Reading One’s Own Biography in the Torah
In this week’s parsha, we learn of the king’s obligation to write for himself a private “royal copy” of the Sefer Torah. The Talmud tells us that even though every Jew has a Mitzvah to write a Sefer Torah, the king has a separate command over and above this to write a royal Sefer Torah, which was to accompany him whereever he went. “And it shall be with him and he should read it all the days of his life in order that he learn to fear HaShem, to observe all the words of this Torah…” [Devorim 17:19].
The Ba’alei Derush say that the pasuk is telling us more than just the fact that the king has to READ the Torah daily. He has to plot his life each and every day, according to what is written in the Torah. They interpret, homiletically, that he has to read in it (v’kara bo) his entire biography (kol yemei chayav), all the events of his life.
When a king has a question as to what to do, he has to be able to look in the Torah and come up with the answer.
All Israel are sons of kings [Shabbos 67a]. In this respect, all Jews have to be like princes. Happy is the man who can read his life in the Torah.
I once heard a story about Rav Yaakov Kamenetsky, zt”l. When he first came to the United States he was a Rav in Seattle, Washington for a short time and then he became Rav in Toronto, Canada.

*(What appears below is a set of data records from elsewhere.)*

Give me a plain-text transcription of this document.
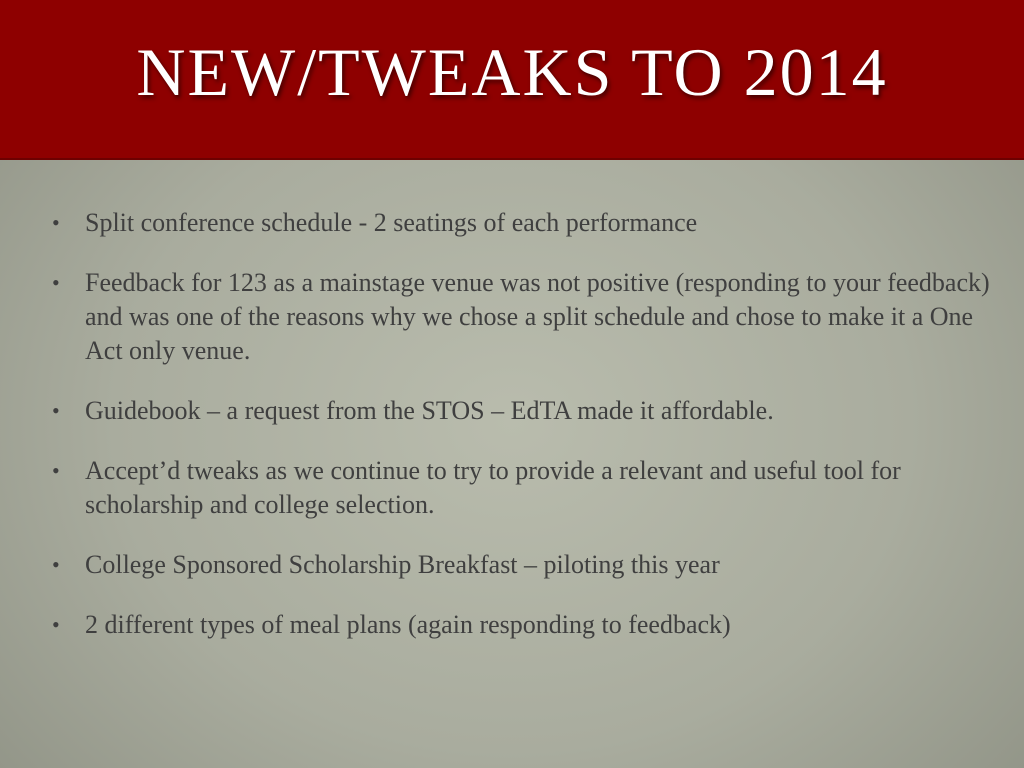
NEW/TWEAKS TO 2014
• Split conference schedule - 2 seatings of each performance
• Feedback for 123 as a mainstage venue was not positive (responding to your feedback) and was one of the reasons why we chose a split schedule and chose to make it a One Act only venue.
• Guidebook – a request from the STOS – EdTA made it affordable.
• Accept’d tweaks as we continue to try to provide a relevant and useful tool for scholarship and college selection.
• College Sponsored Scholarship Breakfast – piloting this year
• 2 different types of meal plans (again responding to feedback)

Someone was once walking with Rav Yaakov in Toronto on the second day of Shavuous, some 40-50 years ago. Having just heard the reading of Megillas Ruth in shul, Rav Yaakov told his companion “I am no better than Elimelech.”
“Elimelech left Eretz Yisroel because he was worried about his livelihood. He went from a place where there were Jews, to a place where there were no Jews — the fields of Moab. He was willing to sacrifice the education and environment of his children, just so he could make a better living (escaping the famine in Israel).”
At that time, Toronto had not much to speak of in terms of a Torah community. Rav Yaakov rhetorically asked his companion “Why am I in Toronto, despite the fact that my children don’t have the best environment? Parnosah! Because I have a job in Toronto and I don’t have a job anywhere else. I’m wrong! That is the very reason that Elimelech was punished. One is not supposed to put one’s livelihood over the spiritual welfare of his family.”
He concluded, “I must move to a more Jewish environment.” On that very day he decided to move to New York where he eventually became the Rosh Yeshiva of Torah VoDaath. And the rest is history.
That is the meaning of being able to look into the Torah and read about the events of one’s own life. We must strive to be able to read our own biographies in the Torah. That is what Rav Yaakov was capable of and that is what we have to aspire for.